Frankensteins Kinder - THE ROCKY HORROR SHOW

  • Um mal wieder etwas Leben in dieses leicht vor sich hin dämmernde Forum zu bringen, habe ich diesen Artikel aus dem Lösungsthread von Ein Olympisches Rätsel auskopiert und aktualisiert.


    Es würde mich freuen, wenn das dazu führen könnte, dass dieses Erfolgswerk hier ein weiteres Echo findet.

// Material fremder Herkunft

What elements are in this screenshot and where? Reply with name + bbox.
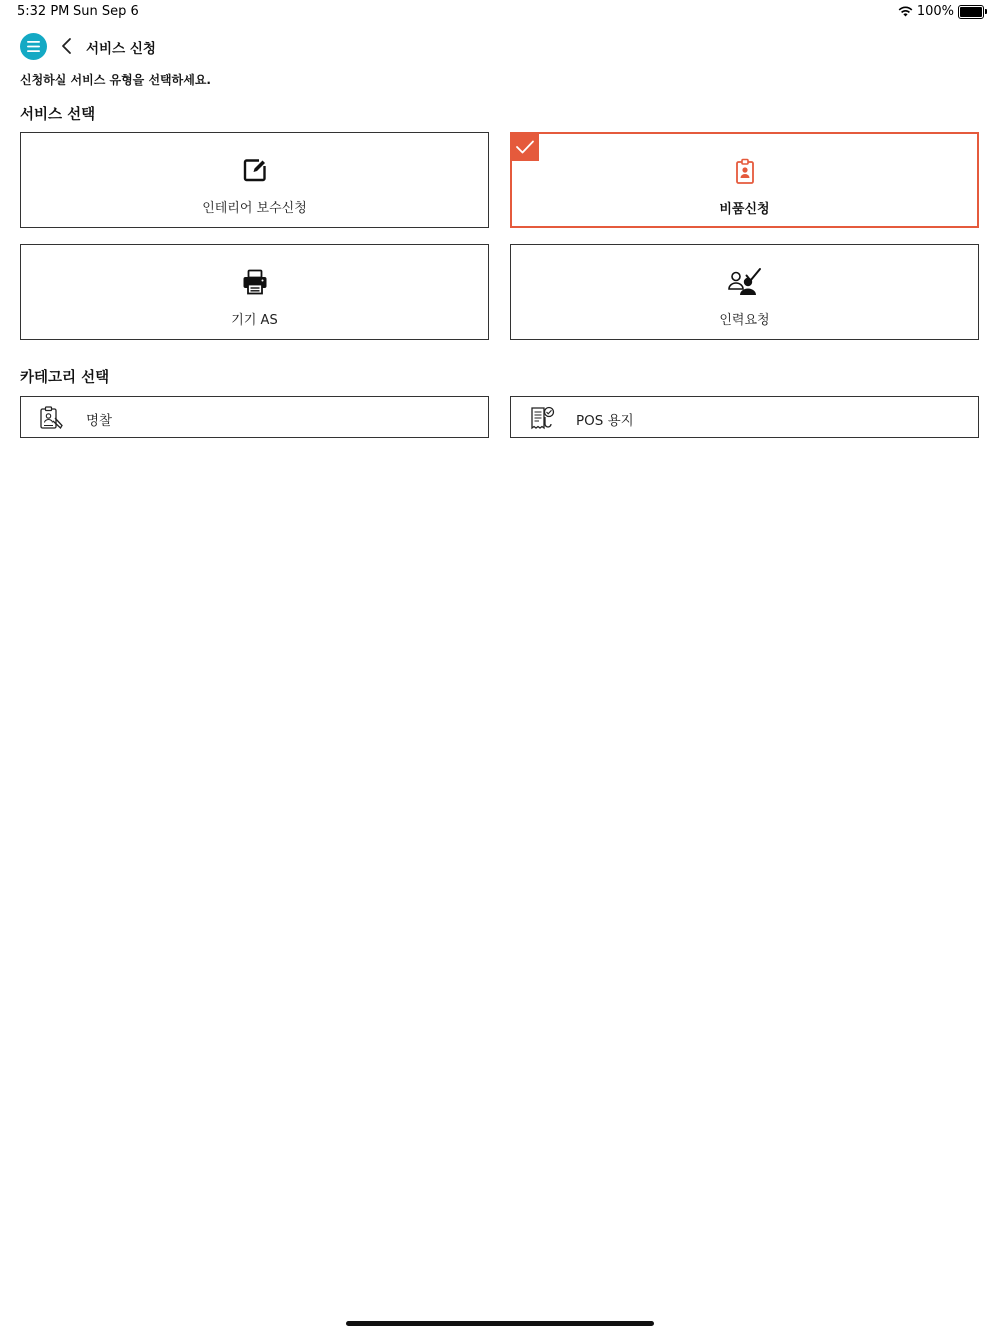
back-button[interactable] xyxy=(56,34,80,58)
menu-button[interactable] xyxy=(20,33,47,60)
hamburger-icon xyxy=(27,41,40,52)
service-card-staff-request[interactable] xyxy=(510,244,979,340)
category-label: POS 용지 xyxy=(576,413,634,429)
instruction-text: 신청하실 서비스 유형을 선택하세요. xyxy=(20,73,211,87)
service-card-label: 인력요청 xyxy=(719,313,770,328)
selected-check-badge xyxy=(511,133,539,161)
service-card-device-as[interactable] xyxy=(20,244,489,340)
service-card-interior-repair[interactable] xyxy=(20,132,489,228)
service-card-label: 비품신청 xyxy=(719,202,770,217)
service-card-supplies[interactable] xyxy=(510,132,979,228)
battery-percent: 100% xyxy=(916,4,954,19)
home-indicator[interactable] xyxy=(346,1321,654,1326)
status-indicators xyxy=(898,4,984,19)
status-bar xyxy=(0,0,1000,24)
edit-square-icon xyxy=(240,155,270,185)
clipboard-person-icon xyxy=(730,156,760,186)
battery-icon xyxy=(958,5,984,19)
wifi-icon xyxy=(898,6,913,17)
name-tag-icon xyxy=(39,405,65,431)
checkmark-icon xyxy=(511,133,539,161)
status-time: 5:32 PM xyxy=(17,4,70,19)
service-card-label: 기기 AS xyxy=(231,313,278,328)
chevron-left-icon xyxy=(56,34,80,58)
page-title: 서비스 신청 xyxy=(86,41,156,57)
service-section-title: 서비스 선택 xyxy=(20,107,96,123)
status-date: Sun Sep 6 xyxy=(73,4,139,19)
receipt-paper-icon xyxy=(529,405,555,431)
category-section-title: 카테고리 선택 xyxy=(20,370,110,386)
category-label: 명찰 xyxy=(86,413,113,429)
category-item-name-tag[interactable] xyxy=(20,396,489,438)
person-check-icon xyxy=(727,267,763,297)
service-card-label: 인테리어 보수신청 xyxy=(202,201,307,216)
category-item-pos-paper[interactable] xyxy=(510,396,979,438)
printer-icon xyxy=(240,267,270,297)
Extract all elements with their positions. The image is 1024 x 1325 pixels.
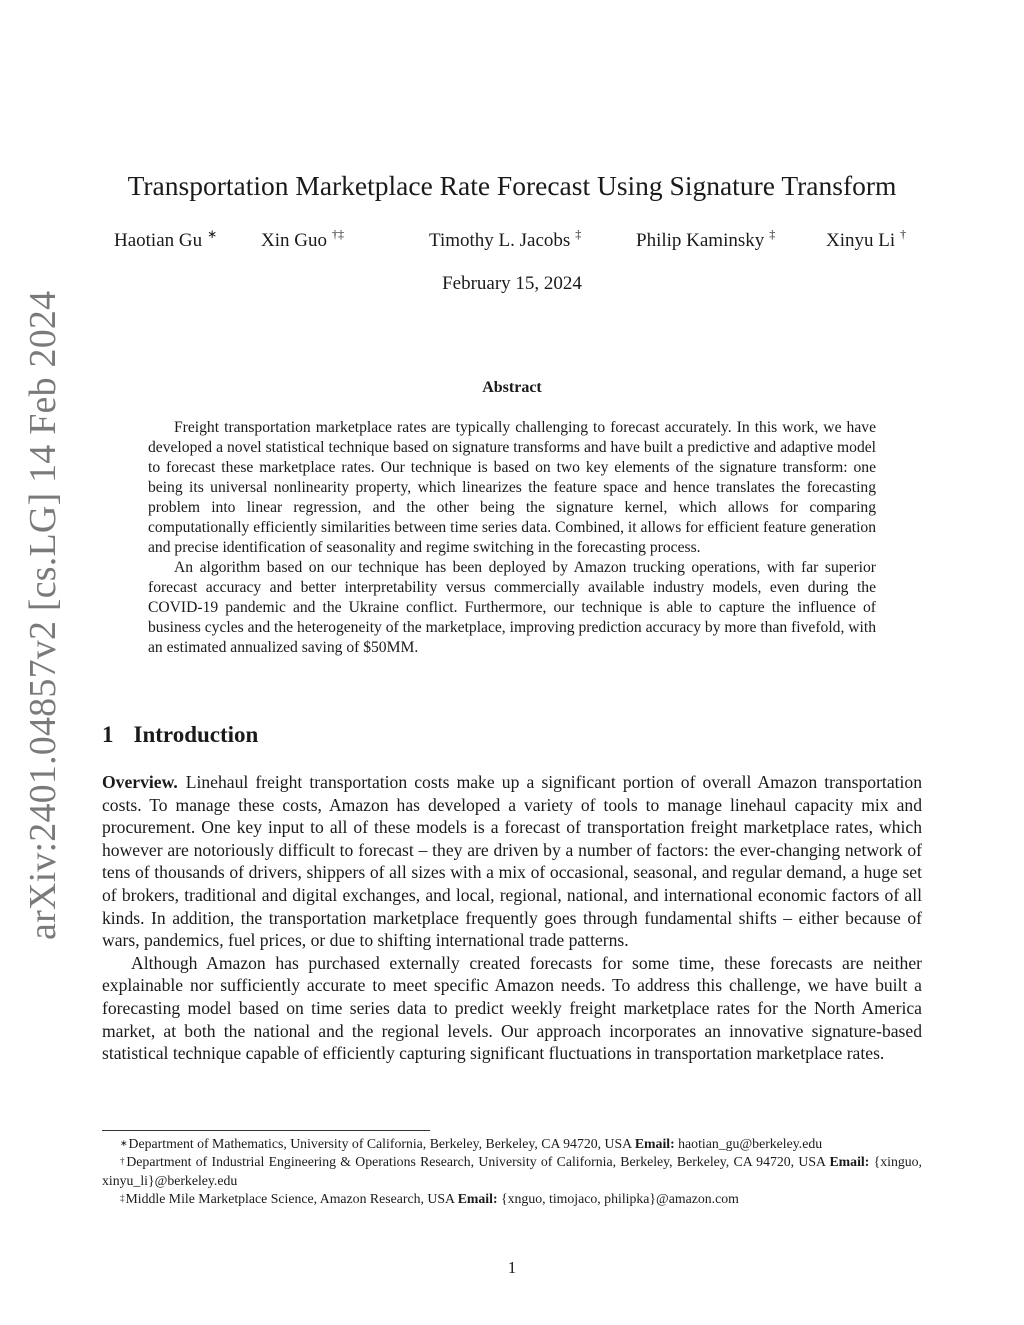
email-address[interactable]: haotian_gu@berkeley.edu	[678, 1136, 823, 1151]
body-paragraph: Although Amazon has purchased externally created forecasts for some time, these forecasts are neither explainable nor sufficiently accurate to meet specific Amazon needs. To address this challenge, we have built a forecasting model based on time series data to predict weekly freight marketplace rates for the North America market, at both the national and the regional levels. Our approach incorporates an innovative signature-based statistical technique capable of efficiently capturing significant fluctuations in transportation marketplace rates.	[102, 952, 922, 1064]
author-affiliation-marks: ‡	[769, 227, 776, 241]
author-haotian-gu: Haotian Gu ∗	[114, 227, 218, 251]
page-number: 1	[507, 1258, 517, 1277]
section-number: 1	[102, 722, 114, 747]
introduction-body	[102, 771, 922, 1065]
email-address[interactable]: {xnguo, timojaco, philipka}@amazon.com	[501, 1190, 739, 1206]
footnotes	[102, 1135, 922, 1208]
abstract-heading: Abstract	[482, 379, 542, 396]
footnote: ∗Department of Mathematics, University of California, Berkeley, Berkeley, CA 94720, USA Email: haotian_gu@berkeley.edu	[120, 1136, 823, 1151]
author-affiliation-marks: †	[900, 227, 907, 241]
author-list	[0, 227, 1024, 256]
runin-heading: Overview.	[102, 772, 178, 792]
author-affiliation-marks: ‡	[575, 227, 582, 241]
author-affiliation-marks: ∗	[207, 227, 218, 241]
footnote-mark: ‡	[120, 1192, 125, 1203]
author-philip-kaminsky: Philip Kaminsky ‡	[636, 227, 776, 251]
footnote: ‡Middle Mile Marketplace Science, Amazon Research, USA Email: {xnguo, timojaco, philipka}@amazon.com	[120, 1190, 739, 1206]
arxiv-identifier[interactable]: arXiv:2401.04857v2 [cs.LG] 14 Feb 2024	[22, 290, 64, 940]
author-xin-guo: Xin Guo †‡	[261, 227, 344, 251]
section-title: Introduction	[133, 722, 259, 747]
section-heading	[102, 722, 258, 748]
paper-title: Transportation Marketplace Rate Forecast Using Signature Transform	[127, 170, 897, 201]
abstract-body	[148, 418, 876, 658]
footnote-divider	[102, 1130, 430, 1131]
footnote: †Department of Industrial Engineering & Operations Research, University of California, Berkeley, Berkeley, CA 94720, USA Email: {xinguo, xinyu_li}@berkeley.edu	[102, 1154, 923, 1188]
footnote-mark: ∗	[120, 1138, 128, 1148]
author-affiliation-marks: †‡	[331, 227, 344, 241]
publication-date: February 15, 2024	[442, 273, 582, 294]
author-timothy-jacobs: Timothy L. Jacobs ‡	[429, 227, 582, 251]
footnote-mark: †	[120, 1156, 126, 1167]
email-address[interactable]: {xinguo, xinyu_li}@berkeley.edu	[102, 1154, 923, 1188]
abstract-paragraph: Freight transportation marketplace rates are typically challenging to forecast accurately. In this work, we have developed a novel statistical technique based on signature transforms and have built a predictive and adaptive model to forecast these marketplace rates. Our technique is based on two key elements of the signature transform: one being its universal nonlinearity property, which linearizes the feature space and hence translates the forecasting problem into linear regression, and the other being the signature kernel, which allows for comparing computationally efficiently similarities between time series data. Combined, it allows for efficient feature generation and precise identification of seasonality and regime switching in the forecasting process.	[148, 419, 876, 556]
author-xinyu-li: Xinyu Li †	[826, 227, 907, 251]
body-paragraph: Overview. Linehaul freight transportation costs make up a significant portion of overall Amazon transportation costs. To manage these costs, Amazon has developed a variety of tools to manage linehaul capacity mix and procurement. One key input to all of these models is a forecast of transportation freight marketplace rates, which however are notoriously difficult to forecast – they are driven by a number of factors: the ever-changing network of tens of thousands of drivers, shippers of all sizes with a mix of occasional, seasonal, and regular demand, a huge set of brokers, traditional and digital exchanges, and local, regional, national, and international economic factors of all kinds. In addition, the transportation marketplace frequently goes through fundamental shifts – either because of wars, pandemics, fuel prices, or due to shifting international trade patterns.	[102, 772, 922, 951]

    Die meisten werden dieses 1973 im Londoner West End herausgebrachte Musical von Richard O'Brien aus der kongenialen Filmversion THE ROCKY HORROR PICTURE SHOW von Jim Sharman mit Tim Curry, Susan Sarandon und Barry Bostwick kennen, die bekanntlich ein ganz besonders kultisches Eigenleben entwickelt hat. Nach anfänglich zögernden Reaktionen mündete es in eine Art interaktivem Kinoerlebnis, bei dem das Publikum die Leinwandcharaktere mit ihren wohlbekannten Dialogen konfrontierte, Reis, Popcorn und andere Dinge durch's Kino warf und allgemein Party feierte. Dieser höchst ungewöhnliche Erfolg hat übrigens meinen damaligen Coproduzenten und mich dazu gebracht, Barry Bostwick und Tim Curry in den beiden ersten Teilen unserer ebenfalls sehr schrägen Science Fiction TV-Serie LEXX-THE DARK ZONE zu besetzen.


    Vorbild dieses schrägen Werkes war natürlich das klassische Monster Frankensteins, der genialen Schöpfung Mary Shelley, die nachhaltiger als je zuvor oder danach die Hybris des Menschen thematisierte, der sich zum Schöpfer des Lebens, also eines selbst hergestellten Abbild Gottes aufwirft, dem er gleichkommen will. Es gibt auch ein weitaus geradlinigeres FRANKENSTEIN-Musical von Reinhardt Friese, das aber letztlich der Hybris des Themas nicht gerecht wird und sich auf eine ziemlich oberflächliche, wenn auch kaum weniger plakative Vertonung des Stoffes beschränkt.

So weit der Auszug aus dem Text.